Mit Kunstaktionen gegen die FPÖ hat das Volkstheater in Wien für viel Aufregung gesorgt – bei einigen Rezipienten gingen die Wogen hoch. Die „Krone“ hat Theaterdirektor Kay Voges gefragt, ob er sich wirklich erhofft, Wähler damit umzustimmen und wie er mit der Kritik umgeht.
Kunst liegt bekanntlich im Auge des Betrachters – das Volkstheater sorgt mit einem Video auf seinem YouTube-Kanal für geteilte Meinungen. Der Song namens „Euer Wille geschehe (Heim ins Reich)“, in dem Hitler-Klone vor FPÖ-Plakaten rocken und Dildos, Fäkalien und Hakenkreuze als Utensilien dienen, trifft nicht jedermanns Geschmack, wie auch die Kommentarspalte zeigt.
Voges erklärte auf eine Anfrage der „Krone“, dass es ihm große Sorge bereite, was aktuell „in Österreich, Deutschland, Europa und darüber hinaus“ geschehe. „Als Kultureinrichtung haben wir hier zwei Möglichkeiten: Wir tun gar nichts, oder wir versuchen, mit unserer Kunst so laut es geht aufmerksam zu machen, dass da gerade etwas in die falsche Richtung läuft“, so der Theaterdirektor.
Volkstheater wollte „Was wäre, wenn“ aufzeigen
Die Kulturstätte habe beabsichtigt, Haltung zu zeigen und in die Öffentlichkeit zu tragen. „Nur so können wir Menschen vor der Wahl dazu bringen, nochmal darüber nachzudenken, wo sie am Sonntag ihr Kreuz machen“, ist Voges überzeugt. „Ich glaube, mit dieser Aktion, die ja als eine Art Intervention zu verstehen ist, haben wir besonders schmerzvoll gezeigt, was das ,Was wäre, wenn‘ bedeuten würde.“
Das habe mit der provokanten Ankündigung begonnen, die Einrichtung in „Deutsches Volkstheater“ rückbenennen zu wollen. Der Song der Band „Die Hitlers“ sei nun das Finale. Dazwischen gab es in den sozialen Kanälen des Theaters „Deutschkurse“, in denen scherzhaft „Schorle“ statt „Gspritzter“ oder „Tüte“ statt „Sackerl“ nahegelegt wurden.

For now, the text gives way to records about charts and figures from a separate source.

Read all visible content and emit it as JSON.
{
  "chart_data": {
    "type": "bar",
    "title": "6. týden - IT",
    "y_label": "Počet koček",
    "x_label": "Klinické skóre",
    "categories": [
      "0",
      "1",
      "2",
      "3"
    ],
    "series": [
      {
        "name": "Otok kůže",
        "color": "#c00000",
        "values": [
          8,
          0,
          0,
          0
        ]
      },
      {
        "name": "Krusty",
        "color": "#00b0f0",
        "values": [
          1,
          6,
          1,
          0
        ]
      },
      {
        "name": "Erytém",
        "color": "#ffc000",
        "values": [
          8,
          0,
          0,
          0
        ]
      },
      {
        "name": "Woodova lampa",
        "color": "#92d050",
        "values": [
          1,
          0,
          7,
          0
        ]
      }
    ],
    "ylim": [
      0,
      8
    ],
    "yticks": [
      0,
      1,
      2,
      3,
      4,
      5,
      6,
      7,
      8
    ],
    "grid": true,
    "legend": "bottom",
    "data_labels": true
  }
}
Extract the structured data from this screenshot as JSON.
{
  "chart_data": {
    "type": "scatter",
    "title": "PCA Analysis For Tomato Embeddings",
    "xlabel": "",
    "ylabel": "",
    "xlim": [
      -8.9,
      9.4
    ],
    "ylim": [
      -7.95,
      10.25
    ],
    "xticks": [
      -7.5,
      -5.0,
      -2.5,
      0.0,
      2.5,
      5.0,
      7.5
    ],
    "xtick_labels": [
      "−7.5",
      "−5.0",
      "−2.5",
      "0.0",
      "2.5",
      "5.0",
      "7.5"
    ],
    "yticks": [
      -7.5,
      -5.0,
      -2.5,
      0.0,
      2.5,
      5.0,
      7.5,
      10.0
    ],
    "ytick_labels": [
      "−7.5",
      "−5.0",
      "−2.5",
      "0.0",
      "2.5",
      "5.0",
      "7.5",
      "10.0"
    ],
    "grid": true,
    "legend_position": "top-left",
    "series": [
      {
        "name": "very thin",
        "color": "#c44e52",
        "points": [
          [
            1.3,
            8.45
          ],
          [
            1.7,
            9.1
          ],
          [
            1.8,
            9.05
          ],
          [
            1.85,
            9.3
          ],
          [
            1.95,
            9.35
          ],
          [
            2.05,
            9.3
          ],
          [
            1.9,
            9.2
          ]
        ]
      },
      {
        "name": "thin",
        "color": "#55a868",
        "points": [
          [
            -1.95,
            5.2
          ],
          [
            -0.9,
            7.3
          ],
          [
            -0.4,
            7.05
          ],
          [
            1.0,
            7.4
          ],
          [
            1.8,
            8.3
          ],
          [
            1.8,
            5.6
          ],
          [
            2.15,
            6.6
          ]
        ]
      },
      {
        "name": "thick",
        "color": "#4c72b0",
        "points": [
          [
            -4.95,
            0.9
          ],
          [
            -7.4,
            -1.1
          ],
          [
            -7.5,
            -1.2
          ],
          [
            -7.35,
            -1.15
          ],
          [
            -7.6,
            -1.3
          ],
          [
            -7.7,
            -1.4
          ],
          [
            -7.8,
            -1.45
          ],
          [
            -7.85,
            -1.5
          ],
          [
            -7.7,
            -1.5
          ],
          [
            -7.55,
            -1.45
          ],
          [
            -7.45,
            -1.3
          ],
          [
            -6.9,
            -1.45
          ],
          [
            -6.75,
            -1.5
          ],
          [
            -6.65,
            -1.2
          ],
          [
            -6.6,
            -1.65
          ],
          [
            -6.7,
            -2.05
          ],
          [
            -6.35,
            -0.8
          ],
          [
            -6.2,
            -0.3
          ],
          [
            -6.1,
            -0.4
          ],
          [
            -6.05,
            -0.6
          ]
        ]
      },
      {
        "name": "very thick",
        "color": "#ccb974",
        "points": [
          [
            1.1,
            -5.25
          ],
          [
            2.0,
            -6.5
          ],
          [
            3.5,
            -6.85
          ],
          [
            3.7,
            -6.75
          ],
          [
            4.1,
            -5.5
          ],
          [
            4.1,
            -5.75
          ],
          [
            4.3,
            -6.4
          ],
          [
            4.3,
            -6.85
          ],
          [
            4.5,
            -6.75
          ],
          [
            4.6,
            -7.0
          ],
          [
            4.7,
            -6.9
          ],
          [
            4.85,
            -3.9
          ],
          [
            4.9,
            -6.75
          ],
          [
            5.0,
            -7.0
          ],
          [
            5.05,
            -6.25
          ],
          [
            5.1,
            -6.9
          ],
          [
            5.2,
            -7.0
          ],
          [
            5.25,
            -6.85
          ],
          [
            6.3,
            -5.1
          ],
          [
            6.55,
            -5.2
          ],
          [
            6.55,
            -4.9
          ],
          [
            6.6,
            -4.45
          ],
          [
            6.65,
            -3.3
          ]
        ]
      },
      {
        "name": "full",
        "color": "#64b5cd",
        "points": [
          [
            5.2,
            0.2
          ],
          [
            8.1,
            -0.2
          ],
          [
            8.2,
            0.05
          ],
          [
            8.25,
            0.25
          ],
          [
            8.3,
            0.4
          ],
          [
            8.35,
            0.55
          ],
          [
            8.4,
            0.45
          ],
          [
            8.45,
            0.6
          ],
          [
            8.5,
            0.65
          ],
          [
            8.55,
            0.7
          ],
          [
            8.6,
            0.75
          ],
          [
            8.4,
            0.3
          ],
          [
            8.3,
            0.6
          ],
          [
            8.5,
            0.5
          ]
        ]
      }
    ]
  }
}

Ein „Deutschkurs“ des Volkstheaters auf Instagram:
Voges kann mit Amivalenz umgehen
Man habe damit viel Aufmerksamkeit für die richtige Sache generiert. „Klar, es gab eine Menge Empörung, nicht alle fanden diese Aktion wahnsinnig gelungen. Gleichzeitig gab es auch viel Zuspruch für unser Auftreten gegen Rechts. Diese Ambivalenz wollen wir aushalten“, so Voges.
„Größte Wahlparty Österreichs“ im Volkstheater
Nun wolle man sich auf das große Event konzentrieren, das ab Mittwoch über die Bühne geht. Die Veranstaltung „Drei Tage für Österreich – Ultimative Feier der Demokratie (bevor‘s zu spät ist!)“ findet am 25. und 26. September sowie am Wahlsonntag statt. „An diesem Tag feiern wir im großen Saal die größte Wahlparty Österreichs und sind gespannt, ob vielleicht auch wir der einen oder anderen Wähler*in einen Schubs in die, unserer Meinung nach, richtigen Richtung gegeben haben“, so Voges.